His current project, developing an electric tractor came out of prior requests from farmers who had concerns about soil compaction.

"For my masters thesis I studied questions about ploughing or not ploughing and the effect on soil structure," he said.

"Forty years ago controlled traffic farming was impossible because there wasn't GPS and when farmers were asking for a tractor with adjustable wheel widths I saw my market niche which I wanted to fill."

He developed a tractor where the width of the wheels could be adjusted to a wide spacing for field work and then re-adjust to narrow spacing for travel.

"The big win in this system is that you do not compact all your soil but keep your tyres on the fixed tracks," Mr van Ham said.

"It is a real agricultural and biological win.

"When you don't compact the soil the harvest of the product can be up to 20 pc higher and you do not need as much fertiliser do get a good crop."

And when that engineering feat was shown to successful, he had a group of seven farmers who asked for further additions and adjustments.

That was the moment the idea for an electric tractor was conceived.

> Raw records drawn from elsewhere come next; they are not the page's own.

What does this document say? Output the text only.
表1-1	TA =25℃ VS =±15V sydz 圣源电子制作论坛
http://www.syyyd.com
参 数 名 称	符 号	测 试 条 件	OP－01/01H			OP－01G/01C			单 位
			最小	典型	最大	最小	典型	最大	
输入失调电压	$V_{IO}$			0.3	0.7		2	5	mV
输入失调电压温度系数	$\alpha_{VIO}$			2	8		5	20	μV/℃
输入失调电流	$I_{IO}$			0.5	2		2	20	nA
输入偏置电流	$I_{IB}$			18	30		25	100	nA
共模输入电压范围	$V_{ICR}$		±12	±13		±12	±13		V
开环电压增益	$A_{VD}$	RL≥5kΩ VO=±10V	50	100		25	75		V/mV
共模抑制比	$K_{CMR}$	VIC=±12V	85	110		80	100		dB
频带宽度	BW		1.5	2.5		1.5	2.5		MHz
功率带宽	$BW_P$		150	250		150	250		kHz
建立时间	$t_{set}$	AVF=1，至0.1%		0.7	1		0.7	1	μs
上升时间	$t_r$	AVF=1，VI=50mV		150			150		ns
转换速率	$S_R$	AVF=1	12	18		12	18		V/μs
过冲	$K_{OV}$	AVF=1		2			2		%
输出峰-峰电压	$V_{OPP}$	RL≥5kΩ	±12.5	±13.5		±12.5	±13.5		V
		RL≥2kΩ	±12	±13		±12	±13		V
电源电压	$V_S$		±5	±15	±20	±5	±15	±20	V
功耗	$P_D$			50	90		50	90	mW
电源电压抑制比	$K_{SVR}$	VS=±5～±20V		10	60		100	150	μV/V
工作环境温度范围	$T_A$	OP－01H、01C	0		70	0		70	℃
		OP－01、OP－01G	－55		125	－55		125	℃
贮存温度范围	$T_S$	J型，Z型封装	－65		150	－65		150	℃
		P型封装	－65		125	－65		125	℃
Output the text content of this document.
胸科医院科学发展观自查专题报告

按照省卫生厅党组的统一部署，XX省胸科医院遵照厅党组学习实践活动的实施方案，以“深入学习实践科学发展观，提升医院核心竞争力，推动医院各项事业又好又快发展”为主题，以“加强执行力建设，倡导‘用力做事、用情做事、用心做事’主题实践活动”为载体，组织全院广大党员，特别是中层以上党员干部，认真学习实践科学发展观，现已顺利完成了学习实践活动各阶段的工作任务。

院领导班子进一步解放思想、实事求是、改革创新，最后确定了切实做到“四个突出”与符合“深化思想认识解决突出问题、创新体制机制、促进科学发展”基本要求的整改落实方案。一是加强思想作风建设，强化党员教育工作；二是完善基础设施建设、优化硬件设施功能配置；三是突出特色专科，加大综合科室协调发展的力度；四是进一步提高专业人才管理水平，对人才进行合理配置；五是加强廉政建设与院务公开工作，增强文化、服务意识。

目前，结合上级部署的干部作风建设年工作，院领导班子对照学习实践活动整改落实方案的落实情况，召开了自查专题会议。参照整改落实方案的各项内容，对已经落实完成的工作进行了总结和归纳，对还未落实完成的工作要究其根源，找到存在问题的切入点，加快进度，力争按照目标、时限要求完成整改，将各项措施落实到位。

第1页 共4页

Seven years ago Mr van Ham began designing and building a tractor which would satisfy the needs of northern European farmers and after two prototypes he now has a machine which is close to being ready for production.

"This our third model and we have built-in motors in every wheel to drive and steer each wheel and it makes for a very powerful tractor," he said.

"Our tractor can do what a normal tractor can do but it has some extra possibilities like a big wheel angle for rapid cornering in small fields in a radius of less than 10m and with no engine nose there is very good sight of operating machinery."

Mr van Ham noted each wheel is fitted with a strong electric motor which can give a lot of torque when cooled in an efficient manner.

"The cabin allows good vision over the operating machinery and with hitches and PTO it is capable of performing like any other tractor," he said.

Mr van Ham is working on the limitations of the batteries with a 120hp diesel engine fitted to the current prototype to recharge the batteries during their working hours and is hopeful as more units are manufactured the price will be in the range of affordability for many farmers.